Current limb-lengthening techniques, which involve fracture of the limb and distraction of the fragments at a slow constant rate, have been successfully used to correct angular deformities resulting from congenital causes (eg. achondroplasia) or as a result of previous trauma. The success of these procedures depends on the successful production of new bone at the distraction site, which in turn depends upon the rate of distraction. If this rate is too slow in proportion to the amount of new bone formation, premature fusion at the distraction site will occur. If it is too fast, insufficient new bone formation will occur to allow healing of the distraction site. Because of the limitations of plain radiographs in detecting the small amount of new bone that forms at the distraction site in the early stages of healing, sonography has been advocated as the preferred modality for the same purpose. At the same time, conventional radiographs are necessary to allow assessment of alignment of bone fragments. They are also preferred to detect the complications of maialignment or angulation, malunion, refracture, joint deformity and pin osteolysis. Also since the duration of distraction depends upon the distance between the 2 distracted bone segments, this factor is better assessed by conventional radiographs.
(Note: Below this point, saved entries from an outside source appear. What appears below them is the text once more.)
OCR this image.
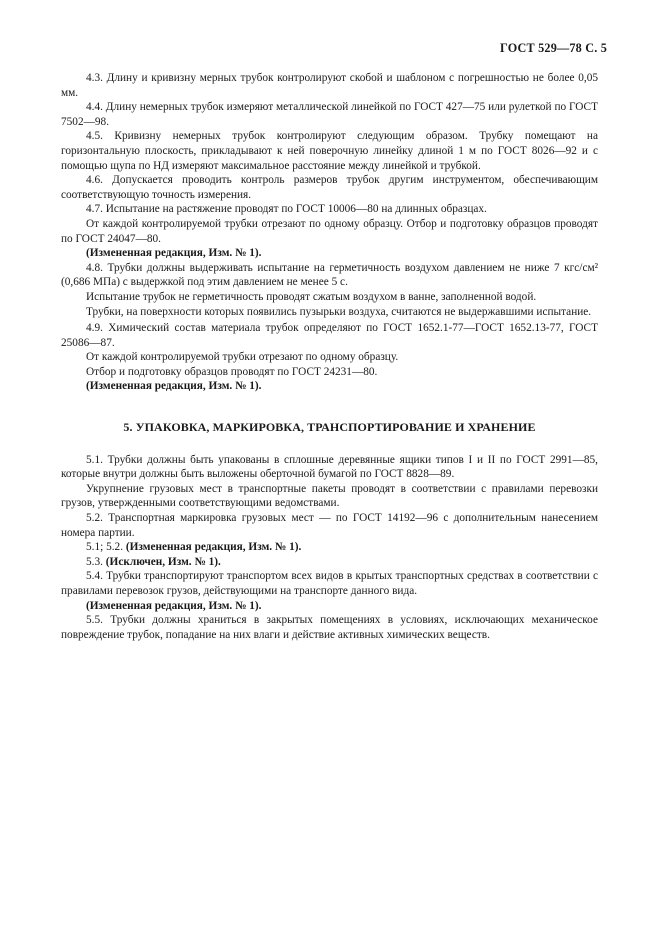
ГОСТ 529—78 С. 5

4.3. Длину и кривизну мерных трубок контролируют скобой и шаблоном с погрешностью не более 0,05 мм.

4.4. Длину немерных трубок измеряют металлической линейкой по ГОСТ 427—75 или рулеткой по ГОСТ 7502—98.

4.5. Кривизну немерных трубок контролируют следующим образом. Трубку помещают на горизонтальную плоскость, прикладывают к ней поверочную линейку длиной 1 м по ГОСТ 8026—92 и с помощью щупа по НД измеряют максимальное расстояние между линейкой и трубкой.

4.6. Допускается проводить контроль размеров трубок другим инструментом, обеспечивающим соответствующую точность измерения.

4.7. Испытание на растяжение проводят по ГОСТ 10006—80 на длинных образцах.

От каждой контролируемой трубки отрезают по одному образцу. Отбор и подготовку образцов проводят по ГОСТ 24047—80.

(Измененная редакция, Изм. № 1).

4.8. Трубки должны выдерживать испытание на герметичность воздухом давлением не ниже 7 кгс/см² (0,686 МПа) с выдержкой под этим давлением не менее 5 с.

Испытание трубок не герметичность проводят сжатым воздухом в ванне, заполненной водой.

Трубки, на поверхности которых появились пузырьки воздуха, считаются не выдержавшими испытание.

4.9. Химический состав материала трубок определяют по ГОСТ 1652.1-77—ГОСТ 1652.13-77, ГОСТ 25086—87.

От каждой контролируемой трубки отрезают по одному образцу.

Отбор и подготовку образцов проводят по ГОСТ 24231—80.

(Измененная редакция, Изм. № 1).

5. УПАКОВКА, МАРКИРОВКА, ТРАНСПОРТИРОВАНИЕ И ХРАНЕНИЕ

5.1. Трубки должны быть упакованы в сплошные деревянные ящики типов I и II по ГОСТ 2991—85, которые внутри должны быть выложены оберточной бумагой по ГОСТ 8828—89.

Укрупнение грузовых мест в транспортные пакеты проводят в соответствии с правилами перевозки грузов, утвержденными соответствующими ведомствами.

5.2. Транспортная маркировка грузовых мест — по ГОСТ 14192—96 с дополнительным нанесением номера партии.

5.1; 5.2. (Измененная редакция, Изм. № 1).

5.3. (Исключен, Изм. № 1).

5.4. Трубки транспортируют транспортом всех видов в крытых транспортных средствах в соответствии с правилами перевозок грузов, действующими на транспорте данного вида.

(Измененная редакция, Изм. № 1).

5.5. Трубки должны храниться в закрытых помещениях в условиях, исключающих механическое повреждение трубок, попадание на них влаги и действие активных химических веществ.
We have successfully utilised a combination of conventional radiology and sonography to evaluate the changes occurring at and around the distraction site. Our study emphasizes the superiority of sonography over conventional radiology in (i) detecting early new bone formation (which markedly influences the rate of distraction), (ii) rapidly establishing cortical and medullary canal remodelling (which leads to early weight bearing), (iii) detecting soft tissue complications at the distraction site (which can then be promptly corrected without further complications), (iv) determining complications such as fluid collections at the distraction site in patients with delayed consolidation.
Ultrasound has been used for the early detection of osteomyelitis, An anecholic fluid collection adjacent to the bone dissecting in a subperiosteal or extra periosteal location may suggest osteomyelitis. However, any fluid (eg. inflammatory or haemmorhagic) next to bone would have a similar appearance at sonography and therefore the diagnosis may not be specific.
Conventional radiographs were found to be more accurate in determining the distance between the two distracted bone segments and thus the degree of distraction.
Hence we feel that a combination of radiographic and sonographic evaluation ensures successful limb-lengthening and minimises complications.